Eventually, that's how ridiculous the propensity to problematise Brexit is going to get. We might even be there already. Undeniably there are technical questions to answer and there are matters of serious concern and that's why we have offered our own Brexit plan, but there comes a point where the minutia becomes unknowable.
If such a granular level of detail is informing your decision, you have missed the point. If the question of whether pet shops can still sell hamsters on Shrove Tuesday is clouding your choice, then there isn't much we can say. It's really about two competing ideas.
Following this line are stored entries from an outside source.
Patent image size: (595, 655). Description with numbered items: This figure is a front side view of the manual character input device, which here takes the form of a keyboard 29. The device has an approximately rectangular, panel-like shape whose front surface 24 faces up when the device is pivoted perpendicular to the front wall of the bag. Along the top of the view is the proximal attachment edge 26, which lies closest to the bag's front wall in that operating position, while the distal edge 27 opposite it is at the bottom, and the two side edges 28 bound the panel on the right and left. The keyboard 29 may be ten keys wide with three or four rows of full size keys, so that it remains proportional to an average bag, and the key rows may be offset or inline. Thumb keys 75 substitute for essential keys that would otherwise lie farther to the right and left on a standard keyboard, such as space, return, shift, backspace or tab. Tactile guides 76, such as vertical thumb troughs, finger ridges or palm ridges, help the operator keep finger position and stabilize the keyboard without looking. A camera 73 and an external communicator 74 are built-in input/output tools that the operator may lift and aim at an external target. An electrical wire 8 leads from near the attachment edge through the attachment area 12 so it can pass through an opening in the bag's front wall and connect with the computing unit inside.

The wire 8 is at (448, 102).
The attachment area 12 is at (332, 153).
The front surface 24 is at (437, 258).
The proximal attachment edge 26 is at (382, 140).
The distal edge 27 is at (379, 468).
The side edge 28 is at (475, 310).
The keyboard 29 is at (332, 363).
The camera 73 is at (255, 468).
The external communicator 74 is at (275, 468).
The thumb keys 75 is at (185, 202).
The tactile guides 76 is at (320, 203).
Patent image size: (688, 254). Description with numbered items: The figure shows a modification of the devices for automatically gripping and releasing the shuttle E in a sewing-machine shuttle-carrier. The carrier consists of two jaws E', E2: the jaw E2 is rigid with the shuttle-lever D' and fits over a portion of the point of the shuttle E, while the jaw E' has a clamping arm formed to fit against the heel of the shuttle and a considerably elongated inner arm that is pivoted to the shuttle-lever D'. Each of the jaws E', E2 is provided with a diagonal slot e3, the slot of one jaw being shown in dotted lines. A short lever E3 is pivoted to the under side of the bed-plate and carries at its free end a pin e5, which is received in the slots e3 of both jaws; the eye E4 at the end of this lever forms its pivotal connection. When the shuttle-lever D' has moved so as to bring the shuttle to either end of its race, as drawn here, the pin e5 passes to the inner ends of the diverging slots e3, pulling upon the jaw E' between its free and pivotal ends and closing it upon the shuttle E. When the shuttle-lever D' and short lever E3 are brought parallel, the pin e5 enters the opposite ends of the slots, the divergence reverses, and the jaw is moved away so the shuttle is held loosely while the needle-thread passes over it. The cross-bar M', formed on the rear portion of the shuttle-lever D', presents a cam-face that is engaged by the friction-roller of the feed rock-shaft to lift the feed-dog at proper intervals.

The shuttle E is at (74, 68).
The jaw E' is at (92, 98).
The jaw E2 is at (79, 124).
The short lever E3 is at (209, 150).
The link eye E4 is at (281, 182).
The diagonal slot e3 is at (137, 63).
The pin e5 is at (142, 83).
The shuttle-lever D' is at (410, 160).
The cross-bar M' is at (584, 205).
On the one hand we are set to see a supreme government for Europe in which we will have peripheral status as a non-euro member, deferring decision-making - and outsourcing our trade, aid and foreign policy, or we can be a voice in our own right in a global community of cooperating nations.
One is the continuation of the status quo, graduating to further transfer of powers away from the people. The other is that we can have it a different way, with the flow of power going in the other direction. The right direction. Yes, in that, there will be problems to work out. That's what our politicians and civil servants are for. That's what we pay them for. We do not pay them so they may offshore their jobs.
In the end it is just one simple question. We always complain that it doesn't matter who you vote for because nothing changes. Well this is the one vote that most definitely will change something. So the question is, do you want political change or not? If you do, vote to leave.